Sunday, May 19, 2013
Pad Woon Sen with Shallots and Asparagus
My first introduction to Thai cuisine was with Pad Woon Sen in the Summer of 1998. I remember the time period because it was something that would change my life. There have been extended periods of time where I ate Thai food for 3 nights a week, or more. Every Thai restaurant that you come across is going to have their version of Pad See Ew. Which is a great introduction to Thai cooking and a delicious dish. Pad Woon Sen, on the other hand, is a little bit harder to find and in my mind which makes it more satisfying when you do. I was excited to make the dish with the Shallot and Asparagus inspiration. I did it a few weeks ago now. The difficult part was trying to come up with an introduction to Pad Woon Sen. Is there a way to make Thai cuisine interesting, or better yet entertaining? Pad Woon Sin? As in: it's sinfully good. I struggled with it. I asked around. I found that there's an even quicker way to end a conversation with a person than telling them you have a blog about asparagus. Ask them about how to write a funny narrative about asparagus in Pad Woon Sen. I just got looks of confusion that turned to irritability from most people. One person even told me that they were tired of listening to my asparagus musings and posed the ultimatum that it was either him or the asparagus. I think we all know how that turned out. So now I present to you Pad Woon Sen with Shallots and Asparagus!
1 bunch of bok choy
1/2 bunch of asparagus
1 large shallot
1 red bell pepper
1 lb of chicken
6-8 green onions
4 table spoons of fish sauce
mung bean noodles (glass noodles or bean threads)

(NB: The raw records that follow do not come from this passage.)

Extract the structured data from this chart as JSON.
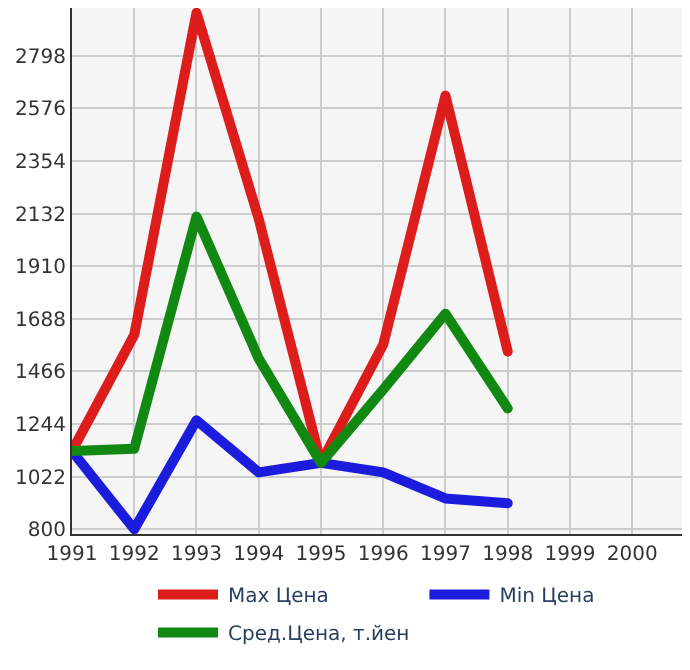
{
  "chart_data": {
    "type": "line",
    "x": [
      1991,
      1992,
      1993,
      1994,
      1995,
      1996,
      1997,
      1998
    ],
    "series": [
      {
        "name": "Max Цена",
        "color": "#dd1c1c",
        "values": [
          1130,
          1620,
          2980,
          2110,
          1080,
          1580,
          2630,
          1550
        ]
      },
      {
        "name": "Min Цена",
        "color": "#1c1cdd",
        "values": [
          1130,
          800,
          1260,
          1040,
          1080,
          1040,
          930,
          910
        ]
      },
      {
        "name": "Сред.Цена, т.йен",
        "color": "#118811",
        "values": [
          1130,
          1140,
          2120,
          1520,
          1080,
          1390,
          1710,
          1310
        ]
      }
    ],
    "xlim": [
      1991,
      2000.8
    ],
    "xticks": [
      1991,
      1992,
      1993,
      1994,
      1995,
      1996,
      1997,
      1998,
      1999,
      2000
    ],
    "ylim": [
      780,
      3000
    ],
    "yticks": [
      800,
      1022,
      1244,
      1466,
      1688,
      1910,
      2132,
      2354,
      2576,
      2798
    ],
    "grid": true,
    "legend": "bottom",
    "marker": "none",
    "line_style": "solid"
  }
}
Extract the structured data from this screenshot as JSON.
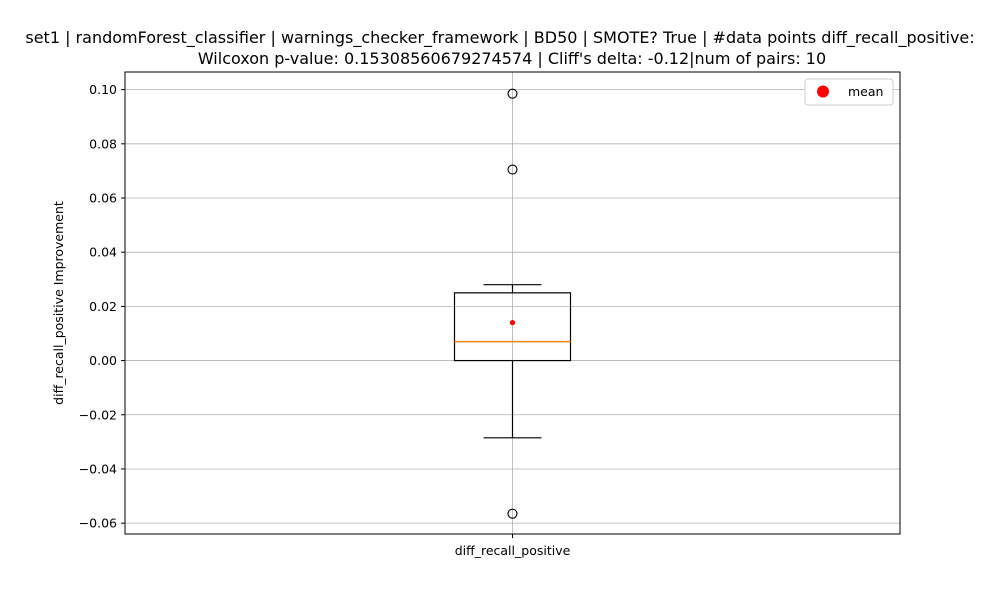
{
  "chart_data": {
    "type": "box",
    "title_line1": "set1 | randomForest_classifier | warnings_checker_framework | BD50 | SMOTE? True | #data points diff_recall_positive:",
    "title_line2": "Wilcoxon p-value: 0.15308560679274574 | Cliff's delta: -0.12|num of pairs: 10",
    "xlabel": "diff_recall_positive",
    "ylabel": "diff_recall_positive Improvement",
    "categories": [
      "diff_recall_positive"
    ],
    "ylim": [
      -0.064,
      0.1065
    ],
    "yticks": [
      -0.06,
      -0.04,
      -0.02,
      0.0,
      0.02,
      0.04,
      0.06,
      0.08,
      0.1
    ],
    "ytick_labels": [
      "−0.06",
      "−0.04",
      "−0.02",
      "0.00",
      "0.02",
      "0.04",
      "0.06",
      "0.08",
      "0.10"
    ],
    "grid": true,
    "legend": {
      "position": "top-right",
      "entries": [
        "mean"
      ]
    },
    "box": {
      "whisker_low": -0.0285,
      "q1": 0.0,
      "median": 0.007,
      "q3": 0.025,
      "whisker_high": 0.028,
      "mean": 0.014,
      "outliers": [
        0.0985,
        0.0705,
        -0.0565
      ]
    },
    "colors": {
      "box": "#000000",
      "median": "#ff7f0e",
      "mean": "#ff0000",
      "grid": "#b0b0b0"
    }
  }
}
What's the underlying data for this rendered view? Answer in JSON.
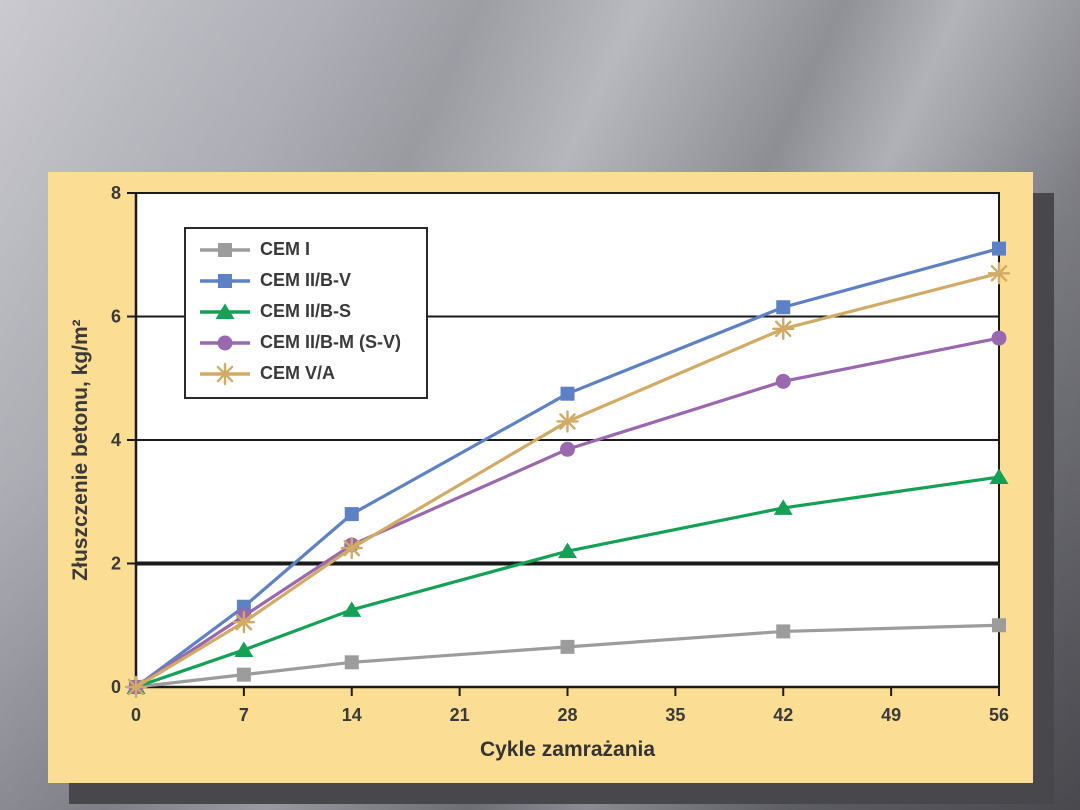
{
  "slide": {
    "panel_background": "#fbdd93",
    "panel_shadow": "#47474c",
    "plot_background": "#ffffff",
    "axis_color": "#1a1a1a",
    "text_color": "#3a3a3a"
  },
  "chart_data": {
    "type": "line",
    "title": "",
    "xlabel": "Cykle zamrażania",
    "ylabel": "Złuszczenie betonu, kg/m²",
    "xlim": [
      0,
      56
    ],
    "ylim": [
      0,
      8
    ],
    "x_ticks": [
      0,
      7,
      14,
      21,
      28,
      35,
      42,
      49,
      56
    ],
    "y_ticks": [
      0,
      2,
      4,
      6,
      8
    ],
    "gridlines_y": [
      2,
      4,
      6
    ],
    "thick_gridline_y": 2,
    "grid": "horizontal-only",
    "legend_position": "top-left-inside",
    "x": [
      0,
      7,
      14,
      28,
      42,
      56
    ],
    "series": [
      {
        "name": "CEM I",
        "color": "#9c9c9c",
        "marker": "square",
        "values": [
          0,
          0.2,
          0.4,
          0.65,
          0.9,
          1.0
        ]
      },
      {
        "name": "CEM II/B-V",
        "color": "#5e81c5",
        "marker": "square",
        "values": [
          0,
          1.3,
          2.8,
          4.75,
          6.15,
          7.1
        ]
      },
      {
        "name": "CEM II/B-S",
        "color": "#14a155",
        "marker": "triangle",
        "values": [
          0,
          0.6,
          1.25,
          2.2,
          2.9,
          3.4
        ]
      },
      {
        "name": "CEM II/B-M (S-V)",
        "color": "#9a68ae",
        "marker": "circle",
        "values": [
          0,
          1.15,
          2.3,
          3.85,
          4.95,
          5.65
        ]
      },
      {
        "name": "CEM V/A",
        "color": "#d1ab66",
        "marker": "star",
        "values": [
          0,
          1.05,
          2.25,
          4.3,
          5.8,
          6.7
        ]
      }
    ]
  }
}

I personally prefer to have everything chopped and ready when I'm cooking so when the time comes I'm not frantically trying to prep ingredients as they need to go into the pan. The French call this mise en place or "putting in place". Soak your noodles in cold water for at least 10 minutes before cooking. Cut them in half. It will make them easier to negotiate as you're stirring other ingredients in. Heat a large pan, or better yet if you have one, a Wok with cooking oil on medium to medium high heat. It's recommended to marinade your chicken in the fish sauce, but I didn't do that. Add your chicken to the hot pan. This is a quick dish that can get away from you if aren't mindful. When the chicken is cooked add in your mung bean noodles. When the noodles are clear that means they're done. As both the chicken and the noodles are getting to look like the picture below, you should begin to integrate your vegetables and eggs in. The shallots, asparagus, and bell pepper should go in first. Those will take longer to cook than the green onions or the bok choy. Use the chicken broth to keep everything moist. The fish sauce acts as the salt for this dish so add to taste. Generally it's about 4 tablespoons. When it looks beautiful, it's ready to eat. Enjoy!